PEO sale is industry shorthand for a PEO Sales Executive or PEO Sales Consultant, the person in charge of selling a PEO’s services and making sure that clients’ needs are met. In many ways, this position is similar to an account manager, but because most clients are C-suite at growing businesses, it requires a strong background in business (and often, executive experience).
If you own a business and are considering hiring a PEO, you can tell a lot about your prospective PEO from the type of sales executive they work with. For example:
- Does the PEO sales executive have business leadership experience?
PEOs do not offer small, one-off services. Their job involves managing virtually all human resources and regulatory compliance work for your organization. The expectation is that if the PEO does its job well, the relationship will continue for years. This means that the person the PEO entrusts to build that relationship with you must be more than a salesman. They should understand both the PEO industry, your own industry, and the specific hurdles that a growing company faces. Ideally, they have managed businesses before and can see the arrangement from your point of view.
- Does this individual manage accounts, or only acquire them?
If your PEO is going to be your partner for years to come, you need to know you can count on them to continue to prioritize your needs long after they close the sale. It’s usually a good sign when the same sales executive who pitched you in the first place will continue to be your point of contact in the future, or when the PEO’s founder or executive team will be. This shows that there will be accountability—you are not being handed off to a less motivates service team, but handled personally by someone with a financial motive to make sure you are satisfied.
- Are they able to speak in terms of your company’s needs, and how their service will meet them?
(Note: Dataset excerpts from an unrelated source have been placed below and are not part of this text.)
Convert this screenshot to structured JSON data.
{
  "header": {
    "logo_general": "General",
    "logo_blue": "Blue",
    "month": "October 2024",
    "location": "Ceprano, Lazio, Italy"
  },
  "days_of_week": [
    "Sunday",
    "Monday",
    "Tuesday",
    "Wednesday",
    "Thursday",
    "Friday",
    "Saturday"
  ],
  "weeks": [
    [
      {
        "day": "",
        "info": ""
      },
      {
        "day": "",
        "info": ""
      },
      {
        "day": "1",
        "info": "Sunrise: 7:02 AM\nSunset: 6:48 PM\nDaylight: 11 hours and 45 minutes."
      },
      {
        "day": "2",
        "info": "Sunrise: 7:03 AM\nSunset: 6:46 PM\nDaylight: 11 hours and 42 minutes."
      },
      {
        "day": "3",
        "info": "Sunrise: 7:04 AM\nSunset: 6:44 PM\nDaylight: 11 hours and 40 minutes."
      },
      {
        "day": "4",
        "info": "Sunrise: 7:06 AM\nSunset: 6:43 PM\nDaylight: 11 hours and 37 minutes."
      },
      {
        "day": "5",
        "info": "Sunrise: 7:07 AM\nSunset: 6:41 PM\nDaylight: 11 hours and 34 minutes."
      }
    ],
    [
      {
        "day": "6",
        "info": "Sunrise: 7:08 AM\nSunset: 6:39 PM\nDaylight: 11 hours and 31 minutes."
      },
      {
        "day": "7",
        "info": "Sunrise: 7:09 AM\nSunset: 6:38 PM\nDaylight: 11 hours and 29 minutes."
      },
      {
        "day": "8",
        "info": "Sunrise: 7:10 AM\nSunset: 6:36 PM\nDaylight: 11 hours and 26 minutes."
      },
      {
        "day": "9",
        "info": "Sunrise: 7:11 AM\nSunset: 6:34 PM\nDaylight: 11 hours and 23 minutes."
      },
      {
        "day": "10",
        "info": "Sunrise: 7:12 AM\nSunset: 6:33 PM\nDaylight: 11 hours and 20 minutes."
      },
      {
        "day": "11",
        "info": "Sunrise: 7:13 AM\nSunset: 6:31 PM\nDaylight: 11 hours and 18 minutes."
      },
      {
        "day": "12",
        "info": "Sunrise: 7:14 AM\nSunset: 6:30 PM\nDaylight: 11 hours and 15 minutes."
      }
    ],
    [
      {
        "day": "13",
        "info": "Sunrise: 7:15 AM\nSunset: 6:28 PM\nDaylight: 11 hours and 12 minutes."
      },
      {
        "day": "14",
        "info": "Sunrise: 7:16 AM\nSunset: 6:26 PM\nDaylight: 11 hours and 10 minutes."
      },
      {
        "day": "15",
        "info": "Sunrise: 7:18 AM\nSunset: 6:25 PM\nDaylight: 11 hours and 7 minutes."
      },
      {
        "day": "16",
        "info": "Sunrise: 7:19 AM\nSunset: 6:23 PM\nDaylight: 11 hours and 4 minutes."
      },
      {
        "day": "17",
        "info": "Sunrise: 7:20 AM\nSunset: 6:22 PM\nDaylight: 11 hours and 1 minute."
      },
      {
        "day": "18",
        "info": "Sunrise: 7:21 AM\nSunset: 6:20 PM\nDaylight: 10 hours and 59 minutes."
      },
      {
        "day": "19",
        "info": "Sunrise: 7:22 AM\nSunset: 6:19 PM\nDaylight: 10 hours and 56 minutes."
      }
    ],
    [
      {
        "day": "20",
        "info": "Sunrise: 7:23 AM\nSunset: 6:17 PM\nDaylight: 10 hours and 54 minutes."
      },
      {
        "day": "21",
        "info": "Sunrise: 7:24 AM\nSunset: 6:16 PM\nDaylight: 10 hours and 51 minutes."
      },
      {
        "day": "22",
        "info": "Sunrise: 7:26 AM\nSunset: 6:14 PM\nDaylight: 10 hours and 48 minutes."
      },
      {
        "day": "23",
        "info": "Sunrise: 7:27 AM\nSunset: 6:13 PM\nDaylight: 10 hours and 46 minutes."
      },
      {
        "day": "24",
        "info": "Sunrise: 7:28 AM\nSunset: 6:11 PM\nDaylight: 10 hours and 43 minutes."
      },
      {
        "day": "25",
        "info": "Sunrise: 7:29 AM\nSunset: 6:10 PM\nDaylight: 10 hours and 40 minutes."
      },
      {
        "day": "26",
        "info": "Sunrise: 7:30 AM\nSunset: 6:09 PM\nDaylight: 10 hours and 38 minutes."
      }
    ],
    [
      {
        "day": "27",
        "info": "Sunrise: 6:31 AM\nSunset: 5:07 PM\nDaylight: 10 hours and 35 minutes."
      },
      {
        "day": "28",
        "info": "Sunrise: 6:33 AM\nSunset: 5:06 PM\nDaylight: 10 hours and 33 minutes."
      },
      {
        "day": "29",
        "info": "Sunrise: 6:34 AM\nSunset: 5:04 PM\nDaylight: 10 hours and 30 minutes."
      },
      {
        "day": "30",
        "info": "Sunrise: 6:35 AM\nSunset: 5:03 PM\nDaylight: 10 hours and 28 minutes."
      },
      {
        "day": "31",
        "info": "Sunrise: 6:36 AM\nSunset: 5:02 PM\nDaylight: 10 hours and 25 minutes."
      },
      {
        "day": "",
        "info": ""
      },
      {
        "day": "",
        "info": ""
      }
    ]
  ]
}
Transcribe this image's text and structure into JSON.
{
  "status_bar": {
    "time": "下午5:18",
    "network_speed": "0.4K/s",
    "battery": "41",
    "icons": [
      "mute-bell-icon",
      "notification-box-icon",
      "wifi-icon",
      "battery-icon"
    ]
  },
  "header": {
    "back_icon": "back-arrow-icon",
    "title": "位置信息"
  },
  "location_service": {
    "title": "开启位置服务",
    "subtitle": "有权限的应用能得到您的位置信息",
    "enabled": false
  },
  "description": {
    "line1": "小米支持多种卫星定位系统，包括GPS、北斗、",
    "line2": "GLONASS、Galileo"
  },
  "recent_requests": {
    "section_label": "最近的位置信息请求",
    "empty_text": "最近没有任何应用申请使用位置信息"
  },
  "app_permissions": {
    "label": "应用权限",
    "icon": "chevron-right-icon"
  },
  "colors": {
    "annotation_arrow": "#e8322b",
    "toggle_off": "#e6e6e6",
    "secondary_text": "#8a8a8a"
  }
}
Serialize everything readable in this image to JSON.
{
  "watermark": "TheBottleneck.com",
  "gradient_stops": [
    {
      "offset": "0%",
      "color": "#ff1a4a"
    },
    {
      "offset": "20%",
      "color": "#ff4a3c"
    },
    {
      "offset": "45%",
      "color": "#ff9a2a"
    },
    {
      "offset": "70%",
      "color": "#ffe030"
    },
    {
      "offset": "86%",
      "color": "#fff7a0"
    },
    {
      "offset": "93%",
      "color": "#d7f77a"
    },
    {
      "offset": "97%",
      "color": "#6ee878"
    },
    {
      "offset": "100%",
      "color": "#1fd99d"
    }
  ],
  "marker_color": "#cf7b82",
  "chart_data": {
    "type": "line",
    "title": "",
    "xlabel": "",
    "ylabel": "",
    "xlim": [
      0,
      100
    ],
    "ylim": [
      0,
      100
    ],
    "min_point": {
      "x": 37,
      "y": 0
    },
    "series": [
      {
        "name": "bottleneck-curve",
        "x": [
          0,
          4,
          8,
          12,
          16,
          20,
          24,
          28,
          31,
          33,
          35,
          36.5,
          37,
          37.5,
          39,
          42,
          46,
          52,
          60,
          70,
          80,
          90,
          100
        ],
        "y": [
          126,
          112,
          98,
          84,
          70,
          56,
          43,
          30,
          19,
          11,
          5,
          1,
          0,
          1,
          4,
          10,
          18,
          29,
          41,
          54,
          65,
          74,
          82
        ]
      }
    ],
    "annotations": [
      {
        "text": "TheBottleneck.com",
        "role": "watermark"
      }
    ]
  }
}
Most PEO sales executives do their own research and create their own proposals. This gives them leeway in choosing which services they offer you, and in responding to your business’s needs. They should make use of the freedom, listening to your company’s specific growing pains and working with you to build solutions. If they seem intent on pitching a canned product, or they don’t seem to listen to your pain points, you have the wrong PEO.
More than anything, a PEO sales executive’s job is to build a relationship and help you solve problems for your business. At NetPEO, this is our approach to each potential client.